Antes que el recuerdo del primer beso, algunas veces robado, oscuro y correoso, está el de la primera croqueta. Son muchos los que enarbolan el primer amor como el auténtico, el verdadero, y hay quienes afirman que el resto son solo para olvidar, cuando en muchos casos este no es más que el destello pueril de las primeras sensaciones cautivas de un cuerpo que despierta. Mis primeros recuerdos felices huelen a bizcocho casero, a pimientos rellenos de carne con bechamel, a pastel de espinacas, a arroz de chorizo y pollo y a croquetas caseras. Mis primeros instantes de amor puro nacieron en el regazo de mi padre descubriendo mi primer trozo de queso fuerte, mi primera torrija y mi primer torrezno frito. La sensación de descubrir nuevos sabores a su lado, compartir un instante adulto a pesar de no tener dientes, se grabó a fuego en mi imaginario mucho más que el primer ósculo en una discoteca de Benidorm en la que no tenía edad para entrar y de la que salí aterrada. ¡Qué horrendos son los primeros besos con quien no quieres, no sabes y no debes y qué tiernos fueron los abrazos de mi hermano mayor tras amenazar de muerte a aquel pobre belga! Lo mejor de aquella noche en la que aprendí lo que era una “cobra”, para futuras ocasiones, y a ser una borde para evitar tener que hacerla, fue el perrito caliente que compartí con mis hermanos tras la bronca merecida por separarme de ellos. En aquellas vacaciones se acabaron para mí las salidas nocturnas, por el trauma, y me centré en jugar a las palas, nadar en la piscina y en la playa, e hincharme a chopitos, tortilla de patata y, como no, a croquetas, esos medicamentos mágicos de mi madre que todo lo curaban y curan, para olvidarme del impacto.
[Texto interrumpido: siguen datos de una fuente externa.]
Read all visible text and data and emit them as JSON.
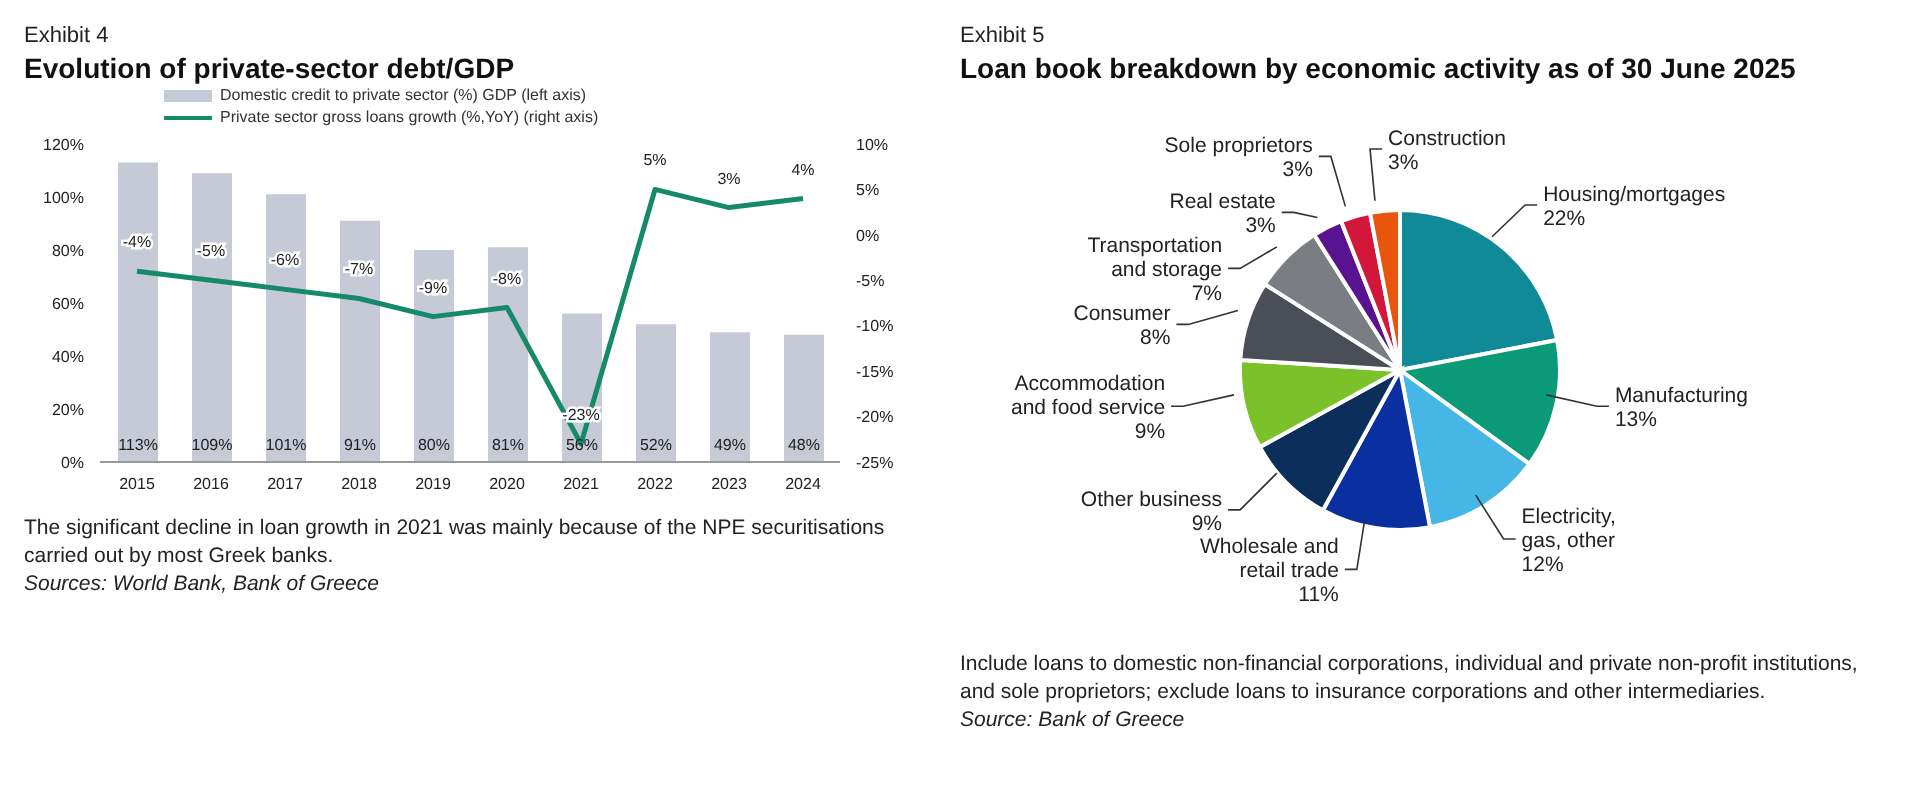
{
  "chart_data": [
    {
      "type": "bar",
      "subtitle": "Exhibit 4",
      "title": "Evolution of private-sector debt/GDP",
      "categories": [
        "2015",
        "2016",
        "2017",
        "2018",
        "2019",
        "2020",
        "2021",
        "2022",
        "2023",
        "2024"
      ],
      "series": [
        {
          "type": "bar",
          "name": "Domestic credit to private sector (%) GDP (left axis)",
          "color": "#c6c9d6",
          "values": [
            113,
            109,
            101,
            91,
            80,
            81,
            56,
            52,
            49,
            48
          ],
          "value_labels": [
            "113%",
            "109%",
            "101%",
            "91%",
            "80%",
            "81%",
            "56%",
            "52%",
            "49%",
            "48%"
          ]
        },
        {
          "type": "line",
          "axis": "y2",
          "name": "Private sector gross loans growth (%,YoY) (right axis)",
          "color": "#158a68",
          "values": [
            -4,
            -5,
            -6,
            -7,
            -9,
            -8,
            -23,
            5,
            3,
            4
          ],
          "value_labels": [
            "-4%",
            "-5%",
            "-6%",
            "-7%",
            "-9%",
            "-8%",
            "-23%",
            "5%",
            "3%",
            "4%"
          ]
        }
      ],
      "ylim": [
        0,
        120
      ],
      "yticks": [
        {
          "value": 0,
          "label": "0%"
        },
        {
          "value": 20,
          "label": "20%"
        },
        {
          "value": 40,
          "label": "40%"
        },
        {
          "value": 60,
          "label": "60%"
        },
        {
          "value": 80,
          "label": "80%"
        },
        {
          "value": 100,
          "label": "100%"
        },
        {
          "value": 120,
          "label": "120%"
        }
      ],
      "y2lim": [
        -25,
        10
      ],
      "y2ticks": [
        {
          "value": -25,
          "label": "-25%"
        },
        {
          "value": -20,
          "label": "-20%"
        },
        {
          "value": -15,
          "label": "-15%"
        },
        {
          "value": -10,
          "label": "-10%"
        },
        {
          "value": -5,
          "label": "-5%"
        },
        {
          "value": 0,
          "label": "0%"
        },
        {
          "value": 5,
          "label": "5%"
        },
        {
          "value": 10,
          "label": "10%"
        }
      ],
      "legend": "top",
      "annotations": [
        "The significant decline in loan growth in 2021 was mainly because of the NPE securitisations carried out by most Greek banks.",
        "Sources: World Bank, Bank of Greece"
      ]
    },
    {
      "type": "pie",
      "subtitle": "Exhibit 5",
      "title": "Loan book breakdown by economic activity as of 30 June 2025",
      "categories": [
        "Housing/mortgages",
        "Manufacturing",
        "Electricity, gas, other",
        "Wholesale and retail trade",
        "Other business",
        "Accommodation and food service",
        "Consumer",
        "Transportation and storage",
        "Real estate",
        "Sole proprietors",
        "Construction"
      ],
      "values": [
        22,
        13,
        12,
        11,
        9,
        9,
        8,
        7,
        3,
        3,
        3
      ],
      "value_labels": [
        "22%",
        "13%",
        "12%",
        "11%",
        "9%",
        "9%",
        "8%",
        "7%",
        "3%",
        "3%",
        "3%"
      ],
      "colors": [
        "#108a96",
        "#0a9a78",
        "#45b6e6",
        "#0a2fa0",
        "#0b2e5a",
        "#7ac12a",
        "#4a4f57",
        "#7a7d82",
        "#5a1390",
        "#d3173a",
        "#e8560e"
      ],
      "annotations": [
        "Include loans to domestic non-financial corporations, individual and private non-profit institutions, and sole proprietors; exclude loans to insurance corporations and other intermediaries.",
        "Source: Bank of Greece"
      ]
    }
  ]
}
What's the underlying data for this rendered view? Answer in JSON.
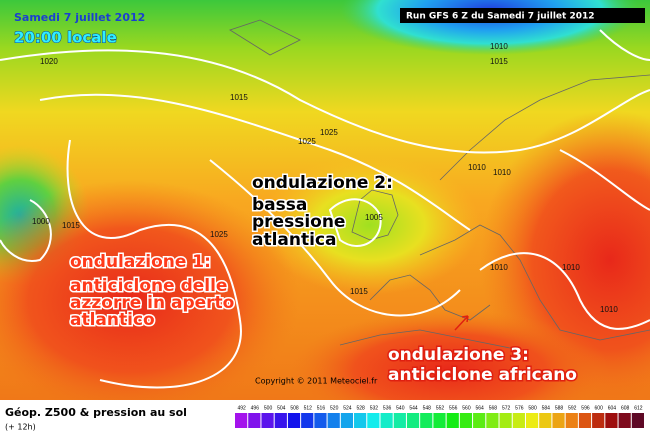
{
  "header": {
    "date": "Samedi 7 juillet 2012",
    "time": "20:00 locale",
    "run": "Run GFS 6 Z du Samedi 7 juillet 2012"
  },
  "annotations": [
    {
      "lines": [
        "ondulazione 1:",
        "anticiclone delle",
        "azzorre in aperto",
        "atlantico"
      ]
    },
    {
      "lines": [
        "ondulazione 2:",
        "bassa",
        "pressione",
        "atlantica"
      ]
    },
    {
      "lines": [
        "ondulazione 3:",
        "anticiclone africano"
      ]
    }
  ],
  "isobar_labels": [
    "1020",
    "1010",
    "1015",
    "1015",
    "1025",
    "1025",
    "1010",
    "1010",
    "1000",
    "1015",
    "1005",
    "1025",
    "1010",
    "1010",
    "1015",
    "1010"
  ],
  "copyright": "Copyright © 2011 Meteociel.fr",
  "legend": {
    "title": "Géop. Z500 & pression au sol",
    "subtitle": "(+ 12h)",
    "scale": [
      492,
      496,
      500,
      504,
      508,
      512,
      516,
      520,
      524,
      528,
      532,
      536,
      540,
      544,
      548,
      552,
      556,
      560,
      564,
      568,
      572,
      576,
      580,
      584,
      588,
      592,
      596,
      600,
      604,
      608,
      612
    ]
  }
}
Antes que el primer beso, mi memoria viaja a una bandeja de jamón ibérico y restos de cocido destinados a convertirse en decenas de croquetas. El momento más romántico de mis primeros años viaja en un avión que es una cuchara con la que hacía barcos mermando su tamaño. El mismo trayecto a escondidas a la cocina que hacía yo cobraba vida en las manos y bocas de mis hermanos, sin saber que mi madre nos observaba divertida, con el doble de contenido preparado auspiciando nuestros hurtos.
Antes de aquel primer pico secuestrado en una discoteca, mi mente evoca el aroma que llegaba desde la calle de los postres de mi madre. Llamar al timbre, correr soñando con que aquel delicioso olor procediese de mi casa y entrar triunfante al comprobar el premio. Eso sí, antes debía merendar media barra de pan con el embutido que tocase, acabar los deberes y cantar con Espinete.
Por eso, por delante de los amores de hoy, los verdaderos, porque son los que nos hacen vibrar en este presente que es lo único que tenemos, sean los primeros, los segundos, los terceros o los duodécimos, está otro amor que todo lo inunda: el de la cocina de nuestras madres. Puede que no sean las mejores técnicamente, que alguien las supere objetivamente, pero ellas sí que fueron las primeras y eso las hace las más auténticas. Hoy siguen haciendo que en nuestra tripa bailen mariposas mientras salivamos al verlas cocinarnos con el mismo amor, afecto y entrega que hace 20, 30 o 40 años como si nadie más lo hiciese y, por eso, lamentándolo mucho, y digan lo que digan, no hay croquetas como las de mi madre en mi caso, y entiendo que como las de la suya si me está leyendo. El hecho de que ahora sea intolerante a la lactosa y no pueda comerlas en la mayoría de los restaurante o casas, salvo en Sa Brisa donde tienen una variedad de Bullit de Peix que puedo comer sin miedo a que contenga leche (gracias Pere, Esther y Gonzalo), no quita valía y calidad a las que da vida la madre que me parió. Estos días tengo la suerte de tenerla en mi casa, aquí en Ibiza a mi vera y, aunque ahora soy yo la que cocina ahora para ella, la que la mima, la cuida y le concede caprichos, a día de hoy ya tengo el congelador lleno de viandas de toda la vida que en sus manos cobran magia y me llevarán al cielo los próximos meses. Así, cuando la añore, cuando necesite recordar lo que es sentirse protegida, abrazada y querida, abriré una de esas bolsitas, me freiré dos croquetas y arreglaré el mundo, porque si sus besos curaban heridas, no se imaginan de lo que son capaces sus recetas.
Podremos discutir sobre muchas cosas: sobre política, sobre literatura, sobre física, tendencias o moda, pero les aseguro que hay un tema ante el que jamás claudicaré digan lo que diga y se pongan como se pongan: no hay nadie en el mundo que haga las croquetas como mi madre.